First, the TeX version:
\def\a{\message{Hello}} \catcode`\@=0 \catcode`\\=12 =>@a =>@bye
Then, the m4
version:
define(a, `errprint(`Hello')') changeword(`@\([_a-zA-Z0-9]*\)') =>@a
In the TeX example, the first line defines a macro a
to
print the message `Hello'. The second line defines @ to
be usable instead of \ as an escape character. The third line
defines \ to be a normal printing character, not an escape.

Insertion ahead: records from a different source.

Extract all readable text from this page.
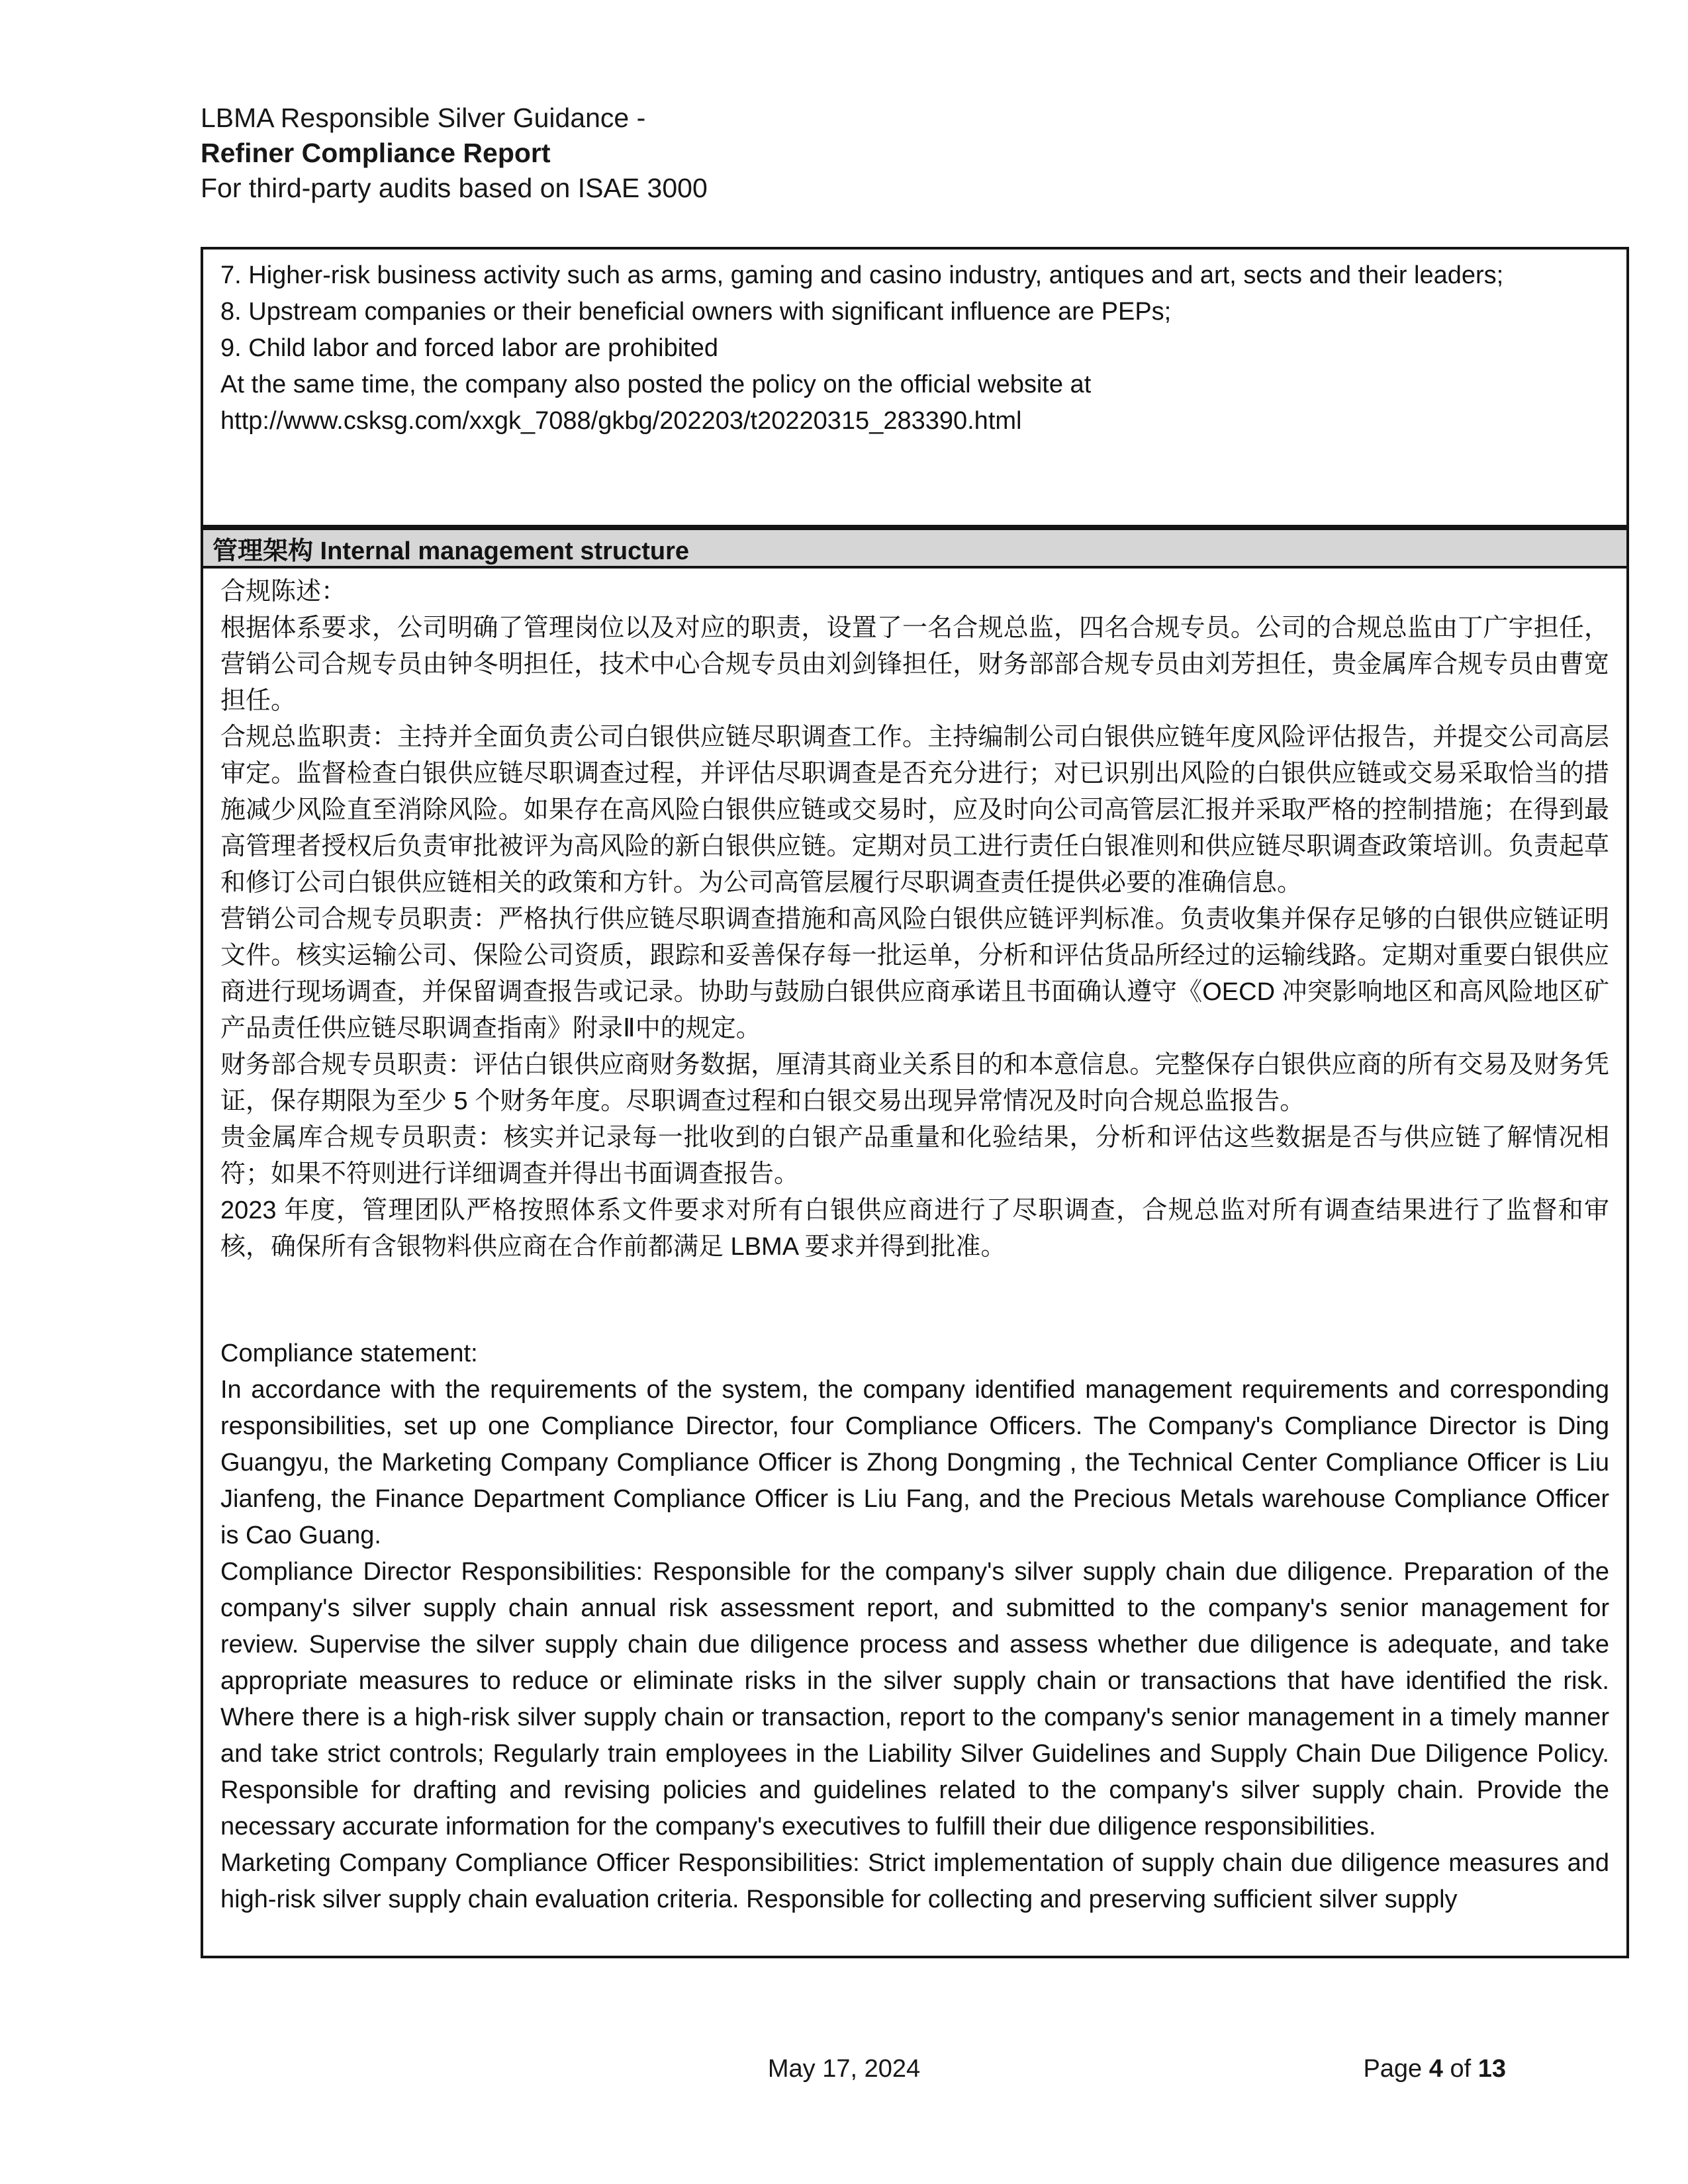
LBMA Responsible Silver Guidance -
Refiner Compliance Report
For third-party audits based on ISAE 3000
7. Higher-risk business activity such as arms, gaming and casino industry, antiques and art, sects and their leaders;
8. Upstream companies or their beneficial owners with significant influence are PEPs;
9. Child labor and forced labor are prohibited
At the same time, the company also posted the policy on the official website at
http://www.csksg.com/xxgk_7088/gkbg/202203/t20220315_283390.html
管理架构 Internal management structure

合规陈述：

根据体系要求，公司明确了管理岗位以及对应的职责，设置了一名合规总监，四名合规专员。公司的合规总监由丁广宇担任，营销公司合规专员由钟冬明担任，技术中心合规专员由刘剑锋担任，财务部部合规专员由刘芳担任，贵金属库合规专员由曹宽担任。

合规总监职责：主持并全面负责公司白银供应链尽职调查工作。主持编制公司白银供应链年度风险评估报告，并提交公司高层审定。监督检查白银供应链尽职调查过程，并评估尽职调查是否充分进行；对已识别出风险的白银供应链或交易采取恰当的措施减少风险直至消除风险。如果存在高风险白银供应链或交易时，应及时向公司高管层汇报并采取严格的控制措施；在得到最高管理者授权后负责审批被评为高风险的新白银供应链。定期对员工进行责任白银准则和供应链尽职调查政策培训。负责起草和修订公司白银供应链相关的政策和方针。为公司高管层履行尽职调查责任提供必要的准确信息。

营销公司合规专员职责：严格执行供应链尽职调查措施和高风险白银供应链评判标准。负责收集并保存足够的白银供应链证明文件。核实运输公司、保险公司资质，跟踪和妥善保存每一批运单，分析和评估货品所经过的运输线路。定期对重要白银供应商进行现场调查，并保留调查报告或记录。协助与鼓励白银供应商承诺且书面确认遵守《OECD 冲突影响地区和高风险地区矿产品责任供应链尽职调查指南》附录Ⅱ中的规定。

财务部合规专员职责：评估白银供应商财务数据，厘清其商业关系目的和本意信息。完整保存白银供应商的所有交易及财务凭证，保存期限为至少 5 个财务年度。尽职调查过程和白银交易出现异常情况及时向合规总监报告。

贵金属库合规专员职责：核实并记录每一批收到的白银产品重量和化验结果，分析和评估这些数据是否与供应链了解情况相符；如果不符则进行详细调查并得出书面调查报告。

2023 年度，管理团队严格按照体系文件要求对所有白银供应商进行了尽职调查，合规总监对所有调查结果进行了监督和审核，确保所有含银物料供应商在合作前都满足 LBMA 要求并得到批准。

Compliance statement:

In accordance with the requirements of the system, the company identified management requirements and corresponding responsibilities, set up one Compliance Director, four Compliance Officers. The Company's Compliance Director is Ding Guangyu, the Marketing Company Compliance Officer is Zhong Dongming , the Technical Center Compliance Officer is Liu Jianfeng, the Finance Department Compliance Officer is Liu Fang, and the Precious Metals warehouse Compliance Officer is Cao Guang.

Compliance Director Responsibilities: Responsible for the company's silver supply chain due diligence. Preparation of the company's silver supply chain annual risk assessment report, and submitted to the company's senior management for review. Supervise the silver supply chain due diligence process and assess whether due diligence is adequate, and take appropriate measures to reduce or eliminate risks in the silver supply chain or transactions that have identified the risk. Where there is a high-risk silver supply chain or transaction, report to the company's senior management in a timely manner and take strict controls; Regularly train employees in the Liability Silver Guidelines and Supply Chain Due Diligence Policy. Responsible for drafting and revising policies and guidelines related to the company's silver supply chain. Provide the necessary accurate information for the company's executives to fulfill their due diligence responsibilities.

Marketing Company Compliance Officer Responsibilities: Strict implementation of supply chain due diligence measures and high-risk silver supply chain evaluation criteria. Responsible for collecting and preserving sufficient silver supply

May 17, 2024	Page 4 of 13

The fourth line invokes the macro a
. So, when TeX is run
on this file, it displays the message `Hello'.
When the m4
example is passed through m4
, it outputs
`errprint(Hello)'. The reason for this is that TeX does
lexical analysis of macro definition when the macro is defined.
m4
just stores the text, postponing the lexical analysis until
the macro is used.
You should note that using changeword
will slow m4
down
by a factor of about seven.
It is possible to `save' some text until the end of the normal input has
been seen. Text can be saved, to be read again by m4
when the
normal input has been exhausted. This feature is normally used to
initiate cleanup actions before normal exit, e.g., deleting temporary
files.
To save input text, use the builtin m4wrap
:
m4wrap(string, ...)
which stores string and the rest of the arguments in a safe place, to be reread when end of input is reached.
define(`cleanup', `This is the `cleanup' actions. ') => m4wrap(`cleanup') => This is the first and last normal input line. =>This is the first and last normal input line. ^D =>This is the cleanup actions.
The saved input is only reread when the end of normal input is seen, and
not if m4exit
is used to exit m4
.
It is safe to call m4wrap
from saved text, but then the order in
which the saved text is reread is undefined. If m4wrap
is not used
recursively, the saved pieces of text are reread in the opposite order
in which they were saved (LIFO--last in, first out).